Spectrum of antimicrobial activity
Enterocins selected by the previous experiments against L. innocua 12612 were used to evaluate their activity spectrum against 24 indicator bacteria (Table 2). For this experiment, the antagonistic activity of enterocins was evaluated using a diffusion technique in agar as previously described. The antimicrobial spectrum was determined quantitatively against L. innocua 12612 and qualitatively against other bacteria.
Hemolytic and bacteriophage activity
The hemolytic activity of enterococci isolates was analyzed as described by Eaton and Gasson (2001) in BHI supplemented with 5% sheep blood (Newprov, Brazil). The bacteriophage activity was analyzed as described by Ogaki et al. (2016). Each condition was tested in duplicate.

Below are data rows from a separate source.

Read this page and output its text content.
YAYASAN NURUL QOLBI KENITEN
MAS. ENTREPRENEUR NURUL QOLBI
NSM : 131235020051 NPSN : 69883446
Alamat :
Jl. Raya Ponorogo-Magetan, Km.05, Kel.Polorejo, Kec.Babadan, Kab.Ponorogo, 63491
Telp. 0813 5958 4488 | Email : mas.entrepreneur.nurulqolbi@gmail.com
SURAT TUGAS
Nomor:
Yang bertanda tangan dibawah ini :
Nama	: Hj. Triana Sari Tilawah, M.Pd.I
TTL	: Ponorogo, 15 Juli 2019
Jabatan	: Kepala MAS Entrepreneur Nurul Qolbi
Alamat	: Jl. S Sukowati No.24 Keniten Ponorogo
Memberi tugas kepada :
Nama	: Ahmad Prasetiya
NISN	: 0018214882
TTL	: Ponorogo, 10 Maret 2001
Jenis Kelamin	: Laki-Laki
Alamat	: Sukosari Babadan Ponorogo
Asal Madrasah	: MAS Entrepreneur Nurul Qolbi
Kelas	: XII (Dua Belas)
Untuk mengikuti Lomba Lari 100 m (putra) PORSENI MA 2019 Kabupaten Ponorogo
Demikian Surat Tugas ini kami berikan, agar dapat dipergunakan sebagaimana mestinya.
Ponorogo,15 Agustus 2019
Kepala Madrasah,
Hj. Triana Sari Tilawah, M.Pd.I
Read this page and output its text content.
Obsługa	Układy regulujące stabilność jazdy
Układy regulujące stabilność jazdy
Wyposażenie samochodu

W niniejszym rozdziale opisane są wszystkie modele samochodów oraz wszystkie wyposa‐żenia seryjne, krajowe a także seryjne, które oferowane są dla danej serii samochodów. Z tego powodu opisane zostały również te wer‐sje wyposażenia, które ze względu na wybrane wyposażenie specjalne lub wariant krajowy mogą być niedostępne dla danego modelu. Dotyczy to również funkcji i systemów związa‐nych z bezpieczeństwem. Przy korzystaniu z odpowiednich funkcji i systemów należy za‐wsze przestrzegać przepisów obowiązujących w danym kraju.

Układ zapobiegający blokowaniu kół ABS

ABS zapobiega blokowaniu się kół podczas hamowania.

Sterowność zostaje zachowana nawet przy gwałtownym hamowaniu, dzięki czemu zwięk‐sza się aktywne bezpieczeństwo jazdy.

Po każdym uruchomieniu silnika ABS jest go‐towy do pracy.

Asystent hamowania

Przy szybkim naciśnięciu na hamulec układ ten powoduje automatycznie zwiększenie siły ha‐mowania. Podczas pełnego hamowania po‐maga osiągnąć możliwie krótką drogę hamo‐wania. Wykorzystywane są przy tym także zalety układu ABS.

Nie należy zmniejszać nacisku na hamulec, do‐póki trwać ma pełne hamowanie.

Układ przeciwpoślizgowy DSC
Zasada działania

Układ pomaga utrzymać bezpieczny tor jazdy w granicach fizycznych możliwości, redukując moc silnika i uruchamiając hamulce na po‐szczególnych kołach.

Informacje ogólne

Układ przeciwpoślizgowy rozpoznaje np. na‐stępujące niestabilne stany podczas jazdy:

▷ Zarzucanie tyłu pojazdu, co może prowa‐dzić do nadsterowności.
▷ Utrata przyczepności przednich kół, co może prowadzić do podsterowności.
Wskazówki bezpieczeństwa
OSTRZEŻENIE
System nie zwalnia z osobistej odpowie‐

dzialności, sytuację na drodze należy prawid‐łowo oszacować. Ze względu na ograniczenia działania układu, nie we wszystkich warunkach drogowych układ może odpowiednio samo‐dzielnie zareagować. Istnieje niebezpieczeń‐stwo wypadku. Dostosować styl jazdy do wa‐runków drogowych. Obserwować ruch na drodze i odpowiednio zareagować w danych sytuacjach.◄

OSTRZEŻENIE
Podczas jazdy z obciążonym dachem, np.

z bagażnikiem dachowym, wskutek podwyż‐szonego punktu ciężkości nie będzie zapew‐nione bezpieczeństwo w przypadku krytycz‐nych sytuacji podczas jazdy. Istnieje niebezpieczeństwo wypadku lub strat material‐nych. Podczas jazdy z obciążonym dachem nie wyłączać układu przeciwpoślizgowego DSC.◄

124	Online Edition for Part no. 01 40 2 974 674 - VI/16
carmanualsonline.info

Scanning electron microscopy (SEM)
The L. innocua 12612 and B. subtilis cells grown for 18 h in the presence of enterocin were washed twice with PBS and then fixed with 2.5% glutaraldehyde (Electron Microscopy Sciences) in 0.1 M sodium cacodylate buffer for 18 h at 4 °C. The samples were carefully washed with 0.1 M sodium cacodylate buffer, and post-fixation was performed for 1 h at 25 °C with 1% osmium tetroxide in 0.1 M sodium cacodylate buffer. Samples were gently dehydrated in graded ethanol (50% to 100% ethanol), critical-point-dried in CO2 (BALTEC DCP 030 Critical Point Dryer), coated with gold (BALTEC SDC 050 Sputter Coater) and viewed in a FEI Quanta 200 Scanning Electron Microscope.
Results and discussion
The presence of ten common structural enterocin genes, singly or in varying combinations, in the genome of Enterococcus spp. was tested. All seven enterococci, E. faecium 20 (Efm20), E. faecium 22 (Efm22), E. faecium 24 (Efm24), E. faecium 25 (Efm25), E. faecium 22 (Ent22), E. faecalis 27 (Efs27) and E. faecalis 18 (Efs18) harbored at least one enterocin-encoding gene (Table 2), of which 71% harbored entA, entB, entP and entX genes, concomitantly. Strains comprising single or multiple-enterocin-encoding genes may possess unique combinations of beneficial and desirable biotechnological properties, particularly antimicrobial activity.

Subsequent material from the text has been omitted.